From Thebes to Nazi Germany: ancient vase returned to Greece

From Thebes to Nazi Germany: ancient vase returned to Greece

From Thebes to Nazi Germany: ancient vase returned to Greece

Upon his return to Athens, an amazing story about an ancient wine-cup given to the marathon champion of the first modern Olympics before being smuggled out of Greece by a notorious Nazi.

Spyros Louis, who was a water carrier when he surprisingly won the opening marathon in 1896, obtained the 6th century BC pottery vessel. It went missing then.

“When I was asked to review everything which happened in 2012. I started checking bibliographies and records. It was believed it had been inventoried in our archives but that is not at all the case,” said Georgios Kivvadias, curator of vase collections at the Athenian National Archeology Museum.

Two years of detective work began after the archeologist finally found a vessel at the University of Münster, Germany decorated with an image of two black-figured athletes with a clay-red background.

The double-handled cup – originally discovered in a tomb in Thebes – was acquired by the university in 1986.

From Thebes to Nazi Germany: ancient vase returned to Greece
The 6th century BC vessel will go on show in Athens before joining the Olympic collection in Olympia.

On Wednesday the cup was formally repatriated in a handover ceremony at the museum, where the university’s rector spoke of the “bittersweet” experience of giving it up, and Greece’s culture minister, Lina Mendoni, spoke of the gratitude of the Greeks for getting it back.

“The noble gesture of the University of Münster is a very important gesture of the German people to the Greek people,” she told an audience gathered at the museum. “Cultural heritage belongs to the people who created it.”

How the ancient vase got to Germany may have played no small role in the university’s decision to hand it back.

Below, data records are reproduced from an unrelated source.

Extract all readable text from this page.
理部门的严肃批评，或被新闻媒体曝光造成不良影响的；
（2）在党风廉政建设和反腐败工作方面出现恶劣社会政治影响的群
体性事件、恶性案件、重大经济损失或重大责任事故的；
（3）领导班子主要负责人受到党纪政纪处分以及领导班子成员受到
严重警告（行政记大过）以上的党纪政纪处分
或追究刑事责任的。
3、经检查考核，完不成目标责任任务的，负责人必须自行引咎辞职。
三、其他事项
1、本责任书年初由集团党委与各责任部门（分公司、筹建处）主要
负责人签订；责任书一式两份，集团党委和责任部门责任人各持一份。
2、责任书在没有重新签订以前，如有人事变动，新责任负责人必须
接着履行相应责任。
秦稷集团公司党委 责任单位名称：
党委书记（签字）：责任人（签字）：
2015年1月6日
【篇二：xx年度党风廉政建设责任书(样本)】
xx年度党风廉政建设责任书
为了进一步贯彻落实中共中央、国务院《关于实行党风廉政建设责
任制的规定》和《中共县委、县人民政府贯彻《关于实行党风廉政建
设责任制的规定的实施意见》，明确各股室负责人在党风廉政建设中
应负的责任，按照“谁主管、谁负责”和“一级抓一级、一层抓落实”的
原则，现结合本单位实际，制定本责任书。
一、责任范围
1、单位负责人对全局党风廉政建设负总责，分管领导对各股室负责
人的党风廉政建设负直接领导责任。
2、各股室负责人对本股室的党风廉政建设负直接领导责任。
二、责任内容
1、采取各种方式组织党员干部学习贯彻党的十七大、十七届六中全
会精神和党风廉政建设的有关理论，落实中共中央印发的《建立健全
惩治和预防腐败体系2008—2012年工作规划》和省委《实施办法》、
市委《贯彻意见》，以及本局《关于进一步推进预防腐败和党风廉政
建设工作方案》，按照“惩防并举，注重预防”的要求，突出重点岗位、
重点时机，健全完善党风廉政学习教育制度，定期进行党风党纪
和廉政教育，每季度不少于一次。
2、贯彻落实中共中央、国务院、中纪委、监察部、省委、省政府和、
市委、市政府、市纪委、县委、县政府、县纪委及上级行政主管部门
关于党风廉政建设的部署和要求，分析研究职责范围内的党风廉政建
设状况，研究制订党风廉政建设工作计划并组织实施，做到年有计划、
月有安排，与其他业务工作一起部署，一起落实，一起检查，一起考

Kivvadias said: “After Louis was handed the pottery, it disappeared until 1934 when it re-appeared in the hands of Werner Peek, an archaeologist who had won a grant to work at the German Archaeological Institute in Athens.

Peek had amassed a collection of antiquities during his time here in the thirties and probably bought it on the art market in Athens.”

The connoisseur of ancient artworks and respected classical philologist was also an ardent Nazi sympathizer and antisemite.

Peek later confessed he handed his entire 68-strong collection to Hermann Göring, the notorious Nazi military leader when he paid a visit to Athens in 1934 – seven years before the Wehrmacht occupied Greece.

Göring, one of the architects of the Third Reich police state and later associated with the plundering of Jewish treasures, concealed the antiquities in diplomatic pouches.

“They were smuggled out of the country with the rest of his collection by Göring,” said Kivvadias. “Then when [Peek] returned in 1937 they ended up with him in East Germany, where he lived for years, was allowed to travel freely and taught as a professor.

“It was only when he went to the West in the late 1980s that he decided to sell the collection to the University of Münster, which acquired it without knowing the exact origins of the pieces.”

At a time when Athens has stepped up its campaign to retrieve the Parthenon marbles from the British Museum – ahead of the nation bicentennial independence celebrations – the repatriation of the cup could not be more timely.

The vessel, currently on display in the National Archaeological Museum, will remain in Athens until early next year, when it will be exhibited at a museum chronicling the history of the Olympics in ancient Olympia, the birthplace and venue of the original games.

Dr. Erofili Kollia, the director of the Archeological Museum of Olympia, said: “It will have pride of place here. The piece is hugely significant both as an artwork whose value is undisputed and because it was given to Louis, the victor of the first marathon when the modern Olympic games were revived. We are overjoyed that it will be here, with us, again.”